Objective: To evaluate aesthetic and functional outcomes after the use of either superiorly based sternocleidomastoid muscle flap or free abdominal fat after parotidectomy.
Methods: The databases were searched for articles published in English in 4 data bases; PubMed, Google scholar, Egyptian Knowledge Bank and Science direct. Boolean operators (AND, OR, NOT) had been used such as [Frey's Syndrome AND Parotidectomy Surgery OR Prevention of Frey's Syndrome] and in peer-reviewed articles between January 2001 and October 2020.

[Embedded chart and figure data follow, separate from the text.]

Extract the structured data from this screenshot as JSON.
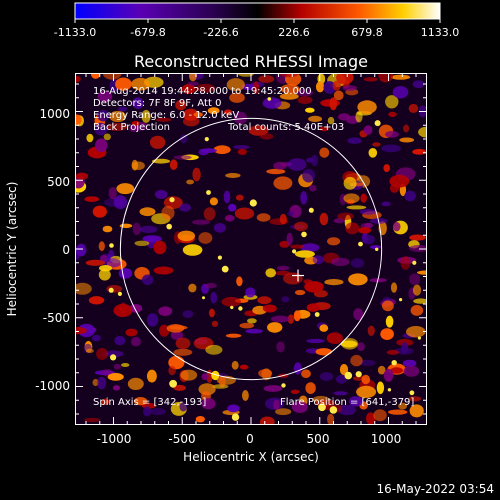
{
  "chart_data": {
    "type": "heatmap",
    "title": "Reconstructed RHESSI Image",
    "xlabel": "Heliocentric X (arcsec)",
    "ylabel": "Heliocentric Y (arcsec)",
    "xlim": [
      -1280,
      1280
    ],
    "ylim": [
      -1280,
      1280
    ],
    "x_ticks": [
      "-1000",
      "-500",
      "0",
      "500",
      "1000"
    ],
    "y_ticks": [
      "1000",
      "500",
      "0",
      "-500",
      "-1000"
    ],
    "colorbar": {
      "range": [
        -1133.0,
        1133.0
      ],
      "tick_labels": [
        "-1133.0",
        "-679.8",
        "-226.6",
        "226.6",
        "679.8",
        "1133.0"
      ],
      "colors": [
        "#0000ff",
        "#5a00b4",
        "#2a0050",
        "#000000",
        "#b40000",
        "#ff5a00",
        "#ffd000",
        "#ffffff"
      ]
    },
    "annotations": {
      "time": "16-Aug-2014 19:44:28.000 to 19:45:20.000",
      "detectors": "Detectors: 7F 8F 9F, Att 0",
      "energy": "Energy Range: 6.0 - 12.0 keV",
      "method": "Back Projection",
      "counts": "Total counts: 5.40E+03",
      "spin_axis": "Spin Axis = [342,-193]",
      "flare_position": "Flare Position = [641,-379]"
    },
    "solar_limb_radius": 950,
    "marker": [
      342,
      -193
    ],
    "grid": false
  },
  "footer": {
    "timestamp": "16-May-2022 03:54"
  },
  "colors": {
    "background": "#000000",
    "foreground": "#ffffff"
  }
}
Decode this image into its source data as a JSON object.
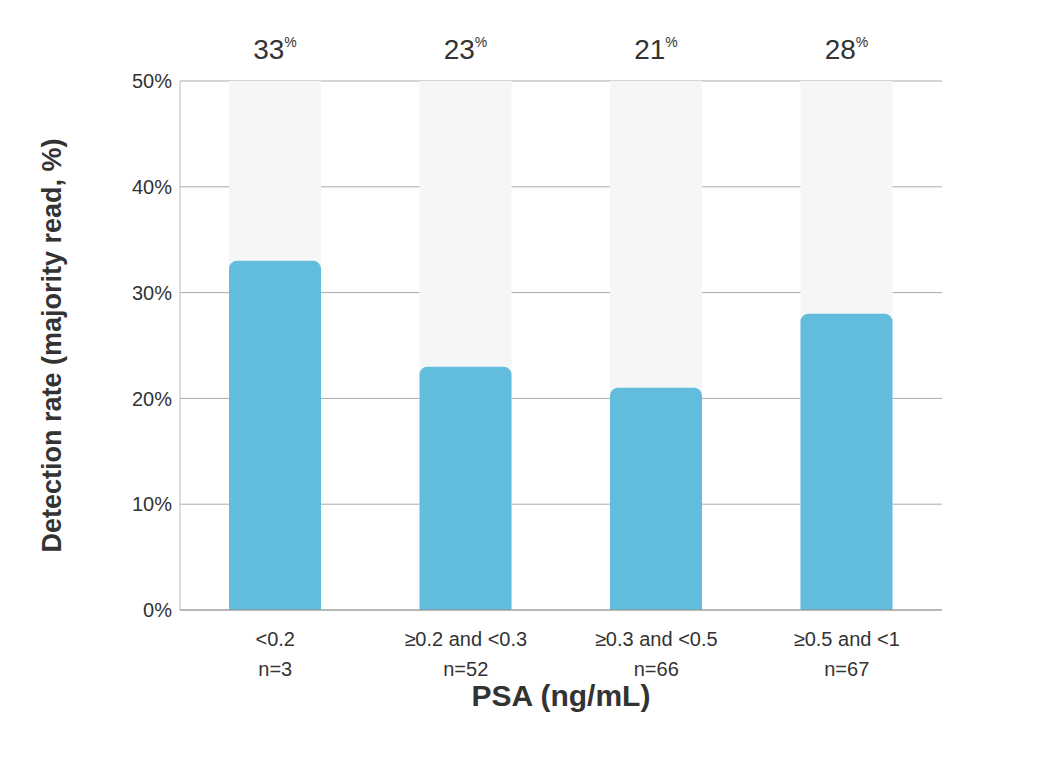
{
  "chart_data": {
    "type": "bar",
    "categories": [
      "<0.2",
      "≥0.2 and <0.3",
      "≥0.3 and <0.5",
      "≥0.5 and <1"
    ],
    "sample_labels": [
      "n=3",
      "n=52",
      "n=66",
      "n=67"
    ],
    "values": [
      33,
      23,
      21,
      28
    ],
    "value_labels": [
      "33%",
      "23%",
      "21%",
      "28%"
    ],
    "data_labels": true,
    "color": "#62bcdc",
    "xlabel": "PSA (ng/mL)",
    "ylabel": "Detection rate (majority read, %)",
    "ylim": [
      0,
      50
    ],
    "yticks": [
      {
        "value": 0,
        "label": "0%"
      },
      {
        "value": 10,
        "label": "10%"
      },
      {
        "value": 20,
        "label": "20%"
      },
      {
        "value": 30,
        "label": "30%"
      },
      {
        "value": 40,
        "label": "40%"
      },
      {
        "value": 50,
        "label": "50%"
      }
    ],
    "grid": true
  }
}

Conclusion: Superiorly based Sternocleidomastoid muscle flap improves facial deformity following either superficial or total parotidectomy by lowering the occurence of Frey's syndrome objectively as well as subjectively compared to risks of postoperative complications at the donor site associated with free abdominal fat reconstruction, which has a high incidence of partially fat absorption or liquefaction.